Wednesday, April 19, 2006


This blog is not now and by God's grace alone never will be a blog about Calvinism. But I have bumped into a number of people similar to me in many ways who have wrestled with the biblical basis for and the implications of limited atonement, or particular redemption, if you prefer. As many have pointed out, unless you're a universalist, you inevitably do hold to some form of limited atonement.

John Owen's The Death of Death in the Death of Christ is viewed as one of the greatest apologies for limited atonement in church history. Personally, I think that puts a negative spin on a work that is really quite positive in the way it magnifies the grace of God by showing that Scripture teaches that Christ's atoning sacrifice actually secures the deliverance of the elect, not merely makes it possible.

My historical theology class read The Death of Death for a weekly assignment last week. Since it was sandwiched between two other weekly assignments that were Book 1 of Calvin's Institutes, and Edwards' Freedom of the Will (which is tougher reading than Owen for me), I wasn't able to read as thoughtfully as I might have liked. As it was, it took between 10 and 12 hours.

You can download a PDF of the book here. Unfortunately it doesn't include what several have told me is an excellent introduction to the book written by J.I. Packer, but you can access that here. Owen's book is worth a read. I'm still thinking through things myself, but I was intrigued by Owen's exegesis of the "all" and "world" passages. Whether you agree with him on L or not, "All" is certainly not always all, and that is not all "all" means.

Also, Jason Robertson at Fide-O has a brief summary of Owen's argument here. HT: Daniel Phillips.

By the way, I'm interested to hear about any flaws in Owen's exegesis or reasoning from anyone who's actually read the book. I've got a few passages marked for further though myself, and I'd be curious if anyone else has chewed on the same ones.


Paul said...

Owen's work is virtually unrivaled. I have been thinking about this issue alot recently, and it is a difficult one to discuss with people because of the implication that have been inferred by people about it over the years. It would go a long way in helping people discuss this issue if they understood exactly what you have said: "unless you're a universalist, you inevitably do hold to some form of limited atonement."

Jim in Texas said...

I've read Owen's book (except the final 1 page, which was missing). I find some serious flaws.

He believed anyone who disagreed with him was deceived, foolish, blinded. I don't have my notes in front of me, so can't quote his exact words, which were not as generous as what I've used here.

He also argued repeatedly that if Jesus didn't die for a limited number, and if not all are saved, then there was no certainty that his death would redeem anyone. However, that assumes that there is no predestination. It also assumes that the Lord's foreknowledge could not see that some people would believe and be saved. A similar argument, but less flawed than Owen's, would be, "If Wal-Mart has 1000 stores open all day tomorrow in the USA, there's no certainty that anyone will buy anything at any of them, so they may be open in vain." We all know that's bogus reasoning, and Wal-Mart has neither foreknowledge nor the ability to predestine.

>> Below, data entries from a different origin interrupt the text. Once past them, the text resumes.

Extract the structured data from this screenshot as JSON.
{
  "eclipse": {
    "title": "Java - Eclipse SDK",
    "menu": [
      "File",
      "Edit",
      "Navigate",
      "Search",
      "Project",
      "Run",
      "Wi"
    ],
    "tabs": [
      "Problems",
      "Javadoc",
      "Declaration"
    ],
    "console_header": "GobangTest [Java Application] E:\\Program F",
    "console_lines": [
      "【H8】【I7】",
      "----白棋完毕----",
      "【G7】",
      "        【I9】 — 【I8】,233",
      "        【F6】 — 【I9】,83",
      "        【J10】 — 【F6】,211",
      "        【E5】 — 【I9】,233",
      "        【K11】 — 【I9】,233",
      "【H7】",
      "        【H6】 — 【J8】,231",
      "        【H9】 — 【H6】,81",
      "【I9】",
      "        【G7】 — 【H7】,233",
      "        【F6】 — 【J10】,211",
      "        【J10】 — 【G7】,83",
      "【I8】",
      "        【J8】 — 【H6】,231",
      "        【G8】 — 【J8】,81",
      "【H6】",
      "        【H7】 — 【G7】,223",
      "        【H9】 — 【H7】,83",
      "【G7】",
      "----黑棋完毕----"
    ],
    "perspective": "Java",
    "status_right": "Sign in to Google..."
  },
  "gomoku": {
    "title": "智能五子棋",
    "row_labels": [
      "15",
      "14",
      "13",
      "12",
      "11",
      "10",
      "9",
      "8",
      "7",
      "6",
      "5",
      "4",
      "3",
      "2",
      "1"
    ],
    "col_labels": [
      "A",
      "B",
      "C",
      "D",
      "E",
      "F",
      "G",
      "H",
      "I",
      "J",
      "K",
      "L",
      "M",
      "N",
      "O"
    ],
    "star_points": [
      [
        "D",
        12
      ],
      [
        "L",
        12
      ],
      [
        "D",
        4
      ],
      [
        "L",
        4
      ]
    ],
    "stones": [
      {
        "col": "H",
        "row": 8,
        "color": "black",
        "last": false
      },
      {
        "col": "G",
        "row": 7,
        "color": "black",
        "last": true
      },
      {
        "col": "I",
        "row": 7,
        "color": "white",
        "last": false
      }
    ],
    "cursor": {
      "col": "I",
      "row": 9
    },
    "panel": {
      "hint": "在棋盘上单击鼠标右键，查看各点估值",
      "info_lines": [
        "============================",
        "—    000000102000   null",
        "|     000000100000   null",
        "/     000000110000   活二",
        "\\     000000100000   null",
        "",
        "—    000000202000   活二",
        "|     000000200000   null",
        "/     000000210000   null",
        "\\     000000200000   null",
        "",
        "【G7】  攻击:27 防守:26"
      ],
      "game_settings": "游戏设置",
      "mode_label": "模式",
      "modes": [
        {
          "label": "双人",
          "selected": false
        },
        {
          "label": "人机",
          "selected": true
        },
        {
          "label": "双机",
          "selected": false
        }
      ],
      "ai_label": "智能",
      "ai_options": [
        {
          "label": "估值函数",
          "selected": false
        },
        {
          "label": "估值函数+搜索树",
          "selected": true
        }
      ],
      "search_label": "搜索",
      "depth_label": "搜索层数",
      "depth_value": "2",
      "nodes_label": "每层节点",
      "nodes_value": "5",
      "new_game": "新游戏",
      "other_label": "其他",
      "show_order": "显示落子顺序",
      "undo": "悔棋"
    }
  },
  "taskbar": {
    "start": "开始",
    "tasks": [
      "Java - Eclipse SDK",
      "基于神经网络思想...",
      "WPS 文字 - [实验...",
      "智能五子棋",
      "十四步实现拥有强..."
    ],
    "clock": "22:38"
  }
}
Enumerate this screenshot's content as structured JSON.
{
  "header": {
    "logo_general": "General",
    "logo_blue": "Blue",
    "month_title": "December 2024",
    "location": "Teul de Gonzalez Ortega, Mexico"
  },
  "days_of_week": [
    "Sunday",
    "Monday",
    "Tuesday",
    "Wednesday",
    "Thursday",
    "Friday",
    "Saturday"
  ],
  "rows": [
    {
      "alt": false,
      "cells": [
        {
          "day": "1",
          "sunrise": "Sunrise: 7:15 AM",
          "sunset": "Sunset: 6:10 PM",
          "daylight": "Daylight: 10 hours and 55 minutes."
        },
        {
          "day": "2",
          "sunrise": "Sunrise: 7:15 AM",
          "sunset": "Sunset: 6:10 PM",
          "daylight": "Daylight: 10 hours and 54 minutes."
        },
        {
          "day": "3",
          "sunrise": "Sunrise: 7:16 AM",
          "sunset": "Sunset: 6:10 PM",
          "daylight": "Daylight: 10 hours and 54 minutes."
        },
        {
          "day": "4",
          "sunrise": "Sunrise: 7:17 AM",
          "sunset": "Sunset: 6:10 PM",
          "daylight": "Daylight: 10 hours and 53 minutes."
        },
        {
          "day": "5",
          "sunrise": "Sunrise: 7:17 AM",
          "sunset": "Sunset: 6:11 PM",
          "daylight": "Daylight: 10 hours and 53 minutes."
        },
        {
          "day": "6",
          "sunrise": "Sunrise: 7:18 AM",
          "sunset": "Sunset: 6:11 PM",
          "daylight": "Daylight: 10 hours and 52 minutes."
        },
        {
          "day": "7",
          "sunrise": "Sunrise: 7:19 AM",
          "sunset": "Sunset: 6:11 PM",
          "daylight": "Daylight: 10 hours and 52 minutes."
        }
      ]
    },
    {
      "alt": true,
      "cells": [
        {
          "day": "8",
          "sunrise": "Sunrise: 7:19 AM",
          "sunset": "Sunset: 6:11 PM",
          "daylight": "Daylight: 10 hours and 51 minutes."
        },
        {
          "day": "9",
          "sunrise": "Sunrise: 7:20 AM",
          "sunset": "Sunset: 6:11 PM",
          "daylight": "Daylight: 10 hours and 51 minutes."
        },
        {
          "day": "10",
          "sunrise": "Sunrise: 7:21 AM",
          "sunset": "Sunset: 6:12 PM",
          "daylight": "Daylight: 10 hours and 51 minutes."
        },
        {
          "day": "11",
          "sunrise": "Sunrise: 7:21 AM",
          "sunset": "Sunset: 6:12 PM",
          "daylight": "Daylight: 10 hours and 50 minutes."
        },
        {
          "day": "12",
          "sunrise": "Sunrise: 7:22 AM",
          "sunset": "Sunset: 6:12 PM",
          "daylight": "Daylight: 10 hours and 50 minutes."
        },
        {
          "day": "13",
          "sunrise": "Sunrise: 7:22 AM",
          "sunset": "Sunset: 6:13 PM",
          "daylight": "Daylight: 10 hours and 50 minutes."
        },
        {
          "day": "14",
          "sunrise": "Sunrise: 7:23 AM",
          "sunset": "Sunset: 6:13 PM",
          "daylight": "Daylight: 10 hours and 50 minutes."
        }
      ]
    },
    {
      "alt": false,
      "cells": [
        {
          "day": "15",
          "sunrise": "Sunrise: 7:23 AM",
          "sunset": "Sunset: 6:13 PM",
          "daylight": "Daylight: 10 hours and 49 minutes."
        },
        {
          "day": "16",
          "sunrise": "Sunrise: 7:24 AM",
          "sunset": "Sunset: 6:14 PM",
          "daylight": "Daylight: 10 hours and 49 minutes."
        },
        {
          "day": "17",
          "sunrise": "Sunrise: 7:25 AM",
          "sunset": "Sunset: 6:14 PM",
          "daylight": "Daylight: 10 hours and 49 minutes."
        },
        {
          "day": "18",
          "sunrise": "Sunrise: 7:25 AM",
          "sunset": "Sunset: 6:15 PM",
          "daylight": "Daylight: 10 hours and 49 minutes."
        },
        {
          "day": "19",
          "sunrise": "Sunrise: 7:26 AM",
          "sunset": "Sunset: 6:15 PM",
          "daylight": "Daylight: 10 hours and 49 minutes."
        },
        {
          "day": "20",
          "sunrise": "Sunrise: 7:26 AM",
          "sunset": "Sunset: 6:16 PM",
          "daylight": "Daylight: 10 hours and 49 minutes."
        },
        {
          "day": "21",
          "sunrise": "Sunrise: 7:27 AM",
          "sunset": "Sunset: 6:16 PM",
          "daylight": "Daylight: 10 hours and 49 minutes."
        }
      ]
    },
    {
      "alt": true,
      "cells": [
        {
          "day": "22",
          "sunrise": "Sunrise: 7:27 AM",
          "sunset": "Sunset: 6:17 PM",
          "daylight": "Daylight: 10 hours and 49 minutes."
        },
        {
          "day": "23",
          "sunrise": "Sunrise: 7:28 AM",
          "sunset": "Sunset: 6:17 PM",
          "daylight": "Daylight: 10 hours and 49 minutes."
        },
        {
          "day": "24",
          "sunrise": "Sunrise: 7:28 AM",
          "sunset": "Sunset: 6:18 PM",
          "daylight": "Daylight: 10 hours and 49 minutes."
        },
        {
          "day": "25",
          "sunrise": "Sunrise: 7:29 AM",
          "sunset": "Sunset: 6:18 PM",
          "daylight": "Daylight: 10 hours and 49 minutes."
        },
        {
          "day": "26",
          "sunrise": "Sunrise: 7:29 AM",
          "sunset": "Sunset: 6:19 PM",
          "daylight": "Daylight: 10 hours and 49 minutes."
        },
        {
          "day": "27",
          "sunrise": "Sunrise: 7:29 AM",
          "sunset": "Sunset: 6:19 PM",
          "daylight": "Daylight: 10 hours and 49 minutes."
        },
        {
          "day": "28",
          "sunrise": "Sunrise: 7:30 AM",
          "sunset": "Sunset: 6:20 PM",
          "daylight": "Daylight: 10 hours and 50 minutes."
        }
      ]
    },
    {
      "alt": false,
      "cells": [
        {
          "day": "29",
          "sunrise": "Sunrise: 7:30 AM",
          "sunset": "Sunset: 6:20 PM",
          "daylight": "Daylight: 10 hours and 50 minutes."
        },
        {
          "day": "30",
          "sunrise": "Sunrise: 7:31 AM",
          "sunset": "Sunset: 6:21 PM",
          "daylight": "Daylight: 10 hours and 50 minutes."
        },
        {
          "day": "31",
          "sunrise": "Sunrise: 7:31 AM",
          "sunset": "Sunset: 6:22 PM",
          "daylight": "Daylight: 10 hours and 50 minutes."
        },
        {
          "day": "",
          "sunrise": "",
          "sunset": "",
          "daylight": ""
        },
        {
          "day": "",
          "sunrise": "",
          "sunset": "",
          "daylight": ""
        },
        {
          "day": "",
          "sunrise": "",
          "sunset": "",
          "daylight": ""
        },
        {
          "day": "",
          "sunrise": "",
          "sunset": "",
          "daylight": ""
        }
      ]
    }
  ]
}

Owen also strongly argued that "the world" in John 3:16 is the world of the elect, but I believe he slipped once in his final pages and used John 3:16 as evidence that God really loves the (whole) world.

I cannot refute much of Owen's reasoning, and I'm not really sure whether I believe in limited atonement. At this point, I'm content to say that the NT seems plain in its teaching that Jesus died for the world, for all men, and especially for the elect.